Oh, no problem! But now I am thinking I may need to rethink using AI for light editing. I've gotten in the habit of that because I don't have a human editor for my blog, and I like getting that extra polish sometimes, but it's probably not worth it if it's going to make people not want to read.

nullc a day ago | parent [-]

You can do a thing where you have it point out spelling and grammar errors or point out awkward parts without suggesting changes. But take care that you don't let it apply them as it may make other changes silently (especially if you're not running in an agentic harness with patch tools).

yaelwrites 11 hours ago | parent [-]

I'm a pretty late adopter and nost of my LLM use has been

1) vibe red teaming (having Codex RE the data flow of various extensions, comparing the attestation with the ToS, seeing if I think it's a potential FTC violation) which is just for fun and I do nothing with,

2) feeding tons of documentation into NotebookLM and asking if everything in a short document is attributable (often when it says it's not, it is, but you have to kind of read between the lines). I think this is a good use of AI if rigorously fact-checked.

3) feeding 20-30 job descriptions + cover letters, asking for outlines for new cover letters. For this one I think it may be faster to go back to creating templates because I have to entirely rewrite things anyway. (It does add lies! And conflates things! V bad for a cover letter!) But I think use of machines to write letters being read by machines is pretty justifiable.

4) I've been experimenting with Claude editing. I think what bugs me about people assuming everything is LLM-written is that it's rather dismissive and difficult to tell the difference between "a human spent X hours on this and made some stylistic tweets" vs "a machine wrote this in response to a prompt."

I do find myself immediately scrolling away too, though. A friend had a LI post for a course he's teaching and I could tell it was AI because it's not how he writes. That said, the post performed phenomenally well, which is probably more important for selling a course than my opinion is.

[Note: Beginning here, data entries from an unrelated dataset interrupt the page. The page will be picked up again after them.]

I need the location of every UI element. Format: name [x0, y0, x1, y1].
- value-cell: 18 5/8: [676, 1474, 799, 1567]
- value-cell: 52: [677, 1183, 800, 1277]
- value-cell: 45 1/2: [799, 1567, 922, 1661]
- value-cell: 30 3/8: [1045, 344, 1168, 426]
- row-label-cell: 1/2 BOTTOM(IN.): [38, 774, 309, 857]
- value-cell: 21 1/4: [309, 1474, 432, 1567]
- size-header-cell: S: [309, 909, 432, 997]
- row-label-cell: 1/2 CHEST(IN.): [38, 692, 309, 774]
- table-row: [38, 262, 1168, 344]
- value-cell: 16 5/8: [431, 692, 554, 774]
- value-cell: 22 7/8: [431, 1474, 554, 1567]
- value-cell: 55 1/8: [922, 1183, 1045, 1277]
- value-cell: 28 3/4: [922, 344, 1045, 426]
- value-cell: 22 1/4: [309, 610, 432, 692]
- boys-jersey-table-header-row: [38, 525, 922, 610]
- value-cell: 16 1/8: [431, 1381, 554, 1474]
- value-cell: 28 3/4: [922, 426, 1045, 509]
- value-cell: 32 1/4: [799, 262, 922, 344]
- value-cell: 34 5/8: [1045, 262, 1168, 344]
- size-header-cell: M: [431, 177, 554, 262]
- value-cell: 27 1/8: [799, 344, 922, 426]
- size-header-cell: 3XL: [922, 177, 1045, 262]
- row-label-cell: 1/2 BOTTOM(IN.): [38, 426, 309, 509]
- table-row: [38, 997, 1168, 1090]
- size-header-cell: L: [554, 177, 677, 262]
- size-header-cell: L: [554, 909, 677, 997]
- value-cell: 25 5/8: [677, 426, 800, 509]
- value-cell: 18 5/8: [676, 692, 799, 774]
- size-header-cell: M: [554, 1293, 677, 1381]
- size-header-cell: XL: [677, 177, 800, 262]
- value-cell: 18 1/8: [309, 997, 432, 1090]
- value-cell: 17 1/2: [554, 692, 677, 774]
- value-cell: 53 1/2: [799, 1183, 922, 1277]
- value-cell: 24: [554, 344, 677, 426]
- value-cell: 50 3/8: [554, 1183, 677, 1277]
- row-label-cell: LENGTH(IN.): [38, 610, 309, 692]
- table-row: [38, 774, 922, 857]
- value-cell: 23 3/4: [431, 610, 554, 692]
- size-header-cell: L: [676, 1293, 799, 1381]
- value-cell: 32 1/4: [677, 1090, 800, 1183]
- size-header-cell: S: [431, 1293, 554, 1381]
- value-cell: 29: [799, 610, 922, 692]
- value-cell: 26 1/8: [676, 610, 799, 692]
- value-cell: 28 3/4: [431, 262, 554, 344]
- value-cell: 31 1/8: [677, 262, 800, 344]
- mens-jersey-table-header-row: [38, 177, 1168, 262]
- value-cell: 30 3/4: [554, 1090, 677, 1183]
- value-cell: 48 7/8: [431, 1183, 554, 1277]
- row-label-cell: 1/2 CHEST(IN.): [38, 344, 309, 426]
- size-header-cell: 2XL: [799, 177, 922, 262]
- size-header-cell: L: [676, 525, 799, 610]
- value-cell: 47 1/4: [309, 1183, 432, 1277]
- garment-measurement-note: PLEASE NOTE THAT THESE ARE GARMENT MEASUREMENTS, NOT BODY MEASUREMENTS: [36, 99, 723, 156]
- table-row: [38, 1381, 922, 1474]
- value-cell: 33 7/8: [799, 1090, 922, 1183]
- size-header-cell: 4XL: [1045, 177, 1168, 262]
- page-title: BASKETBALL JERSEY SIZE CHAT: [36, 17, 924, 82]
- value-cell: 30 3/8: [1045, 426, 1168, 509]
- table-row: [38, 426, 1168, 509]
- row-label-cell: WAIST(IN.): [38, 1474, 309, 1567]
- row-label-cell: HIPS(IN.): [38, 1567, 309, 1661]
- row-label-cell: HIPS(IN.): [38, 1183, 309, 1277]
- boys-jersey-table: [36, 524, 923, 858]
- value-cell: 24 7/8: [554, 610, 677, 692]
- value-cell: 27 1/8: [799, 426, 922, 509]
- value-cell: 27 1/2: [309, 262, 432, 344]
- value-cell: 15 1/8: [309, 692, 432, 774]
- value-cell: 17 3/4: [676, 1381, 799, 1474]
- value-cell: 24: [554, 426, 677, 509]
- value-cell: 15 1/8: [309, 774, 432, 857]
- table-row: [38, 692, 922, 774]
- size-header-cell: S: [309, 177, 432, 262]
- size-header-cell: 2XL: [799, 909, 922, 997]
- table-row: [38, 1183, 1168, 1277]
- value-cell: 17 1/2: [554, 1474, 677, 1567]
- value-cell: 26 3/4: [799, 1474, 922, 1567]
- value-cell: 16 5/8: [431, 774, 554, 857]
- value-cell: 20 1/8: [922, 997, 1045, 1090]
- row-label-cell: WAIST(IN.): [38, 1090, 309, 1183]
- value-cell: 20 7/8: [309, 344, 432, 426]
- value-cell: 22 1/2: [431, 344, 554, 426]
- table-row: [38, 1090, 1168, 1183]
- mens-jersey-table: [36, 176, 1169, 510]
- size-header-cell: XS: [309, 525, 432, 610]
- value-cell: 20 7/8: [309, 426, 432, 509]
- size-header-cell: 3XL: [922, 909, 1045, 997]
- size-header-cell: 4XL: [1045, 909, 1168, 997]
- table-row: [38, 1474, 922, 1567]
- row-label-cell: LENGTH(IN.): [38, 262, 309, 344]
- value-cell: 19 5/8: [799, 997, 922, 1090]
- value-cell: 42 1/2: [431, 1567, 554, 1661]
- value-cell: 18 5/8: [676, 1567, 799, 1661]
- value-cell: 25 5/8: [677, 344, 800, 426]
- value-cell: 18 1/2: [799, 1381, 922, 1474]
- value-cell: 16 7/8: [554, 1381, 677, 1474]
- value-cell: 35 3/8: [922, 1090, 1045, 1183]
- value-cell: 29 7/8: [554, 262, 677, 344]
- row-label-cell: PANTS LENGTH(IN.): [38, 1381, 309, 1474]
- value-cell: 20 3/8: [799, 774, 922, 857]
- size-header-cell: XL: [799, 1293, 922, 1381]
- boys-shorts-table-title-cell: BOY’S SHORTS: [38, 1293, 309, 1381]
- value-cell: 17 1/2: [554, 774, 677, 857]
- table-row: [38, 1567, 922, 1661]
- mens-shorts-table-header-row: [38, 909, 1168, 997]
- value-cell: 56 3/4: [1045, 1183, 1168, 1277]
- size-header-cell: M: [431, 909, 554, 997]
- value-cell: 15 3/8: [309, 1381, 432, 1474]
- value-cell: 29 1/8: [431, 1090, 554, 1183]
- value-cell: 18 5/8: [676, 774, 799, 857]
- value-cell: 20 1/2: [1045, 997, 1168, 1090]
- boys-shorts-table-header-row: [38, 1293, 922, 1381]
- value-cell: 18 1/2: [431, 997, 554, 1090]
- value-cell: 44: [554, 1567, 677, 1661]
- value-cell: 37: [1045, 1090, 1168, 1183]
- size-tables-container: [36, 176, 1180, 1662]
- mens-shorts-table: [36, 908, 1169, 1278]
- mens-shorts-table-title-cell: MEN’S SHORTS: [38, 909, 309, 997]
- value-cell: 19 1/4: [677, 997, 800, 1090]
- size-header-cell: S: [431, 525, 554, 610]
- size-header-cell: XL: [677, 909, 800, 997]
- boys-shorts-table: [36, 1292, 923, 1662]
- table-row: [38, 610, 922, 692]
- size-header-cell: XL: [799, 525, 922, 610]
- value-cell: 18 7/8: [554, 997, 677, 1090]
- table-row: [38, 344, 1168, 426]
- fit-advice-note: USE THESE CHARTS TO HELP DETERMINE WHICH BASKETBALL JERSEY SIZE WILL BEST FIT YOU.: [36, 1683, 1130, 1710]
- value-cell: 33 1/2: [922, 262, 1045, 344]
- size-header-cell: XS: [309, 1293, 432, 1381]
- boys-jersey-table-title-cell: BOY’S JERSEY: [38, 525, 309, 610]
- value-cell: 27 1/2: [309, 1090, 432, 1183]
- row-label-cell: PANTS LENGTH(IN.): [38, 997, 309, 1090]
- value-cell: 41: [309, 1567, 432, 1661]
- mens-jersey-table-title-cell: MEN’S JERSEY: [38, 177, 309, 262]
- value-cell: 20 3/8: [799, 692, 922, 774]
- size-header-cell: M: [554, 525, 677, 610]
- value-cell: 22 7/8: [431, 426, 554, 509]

I'm also not confident in my ability to distinguish between 1) something an AI write from scratch, 2) something he may have iterated with an AI, feeding it many different versions of a post, going back and forth, etc. I think both would show up as AI in the extensions I've seen, but I also think they're very different.

My thought process on it is complicated. I think I'm more disappointed than anything. It made me sad because his human writing is so unique, and I'd hate to see it all outsourced. But I also don't have the same "you didn't even bother to write this so why should I read it" reaction so many do, given that I don't know how much time he spent on it or the reasoning.

Mostly I worry that if the whole of human knowledge becomes AI slop, and AI is then being fed that slop, that the writing would get even worse.

Re: fact-checking, I am far too paranoid/obsessive/whatever about accuracy to not review changes! Even NotebookLM is weirdly drawn to the first document you feed it, so if you have a second contradictory document, it seems to want to tell you why it's wrong. To be fair, I know people like this, too. The first version of a story they hear is what they will forever believe, even if every other version contradicts it.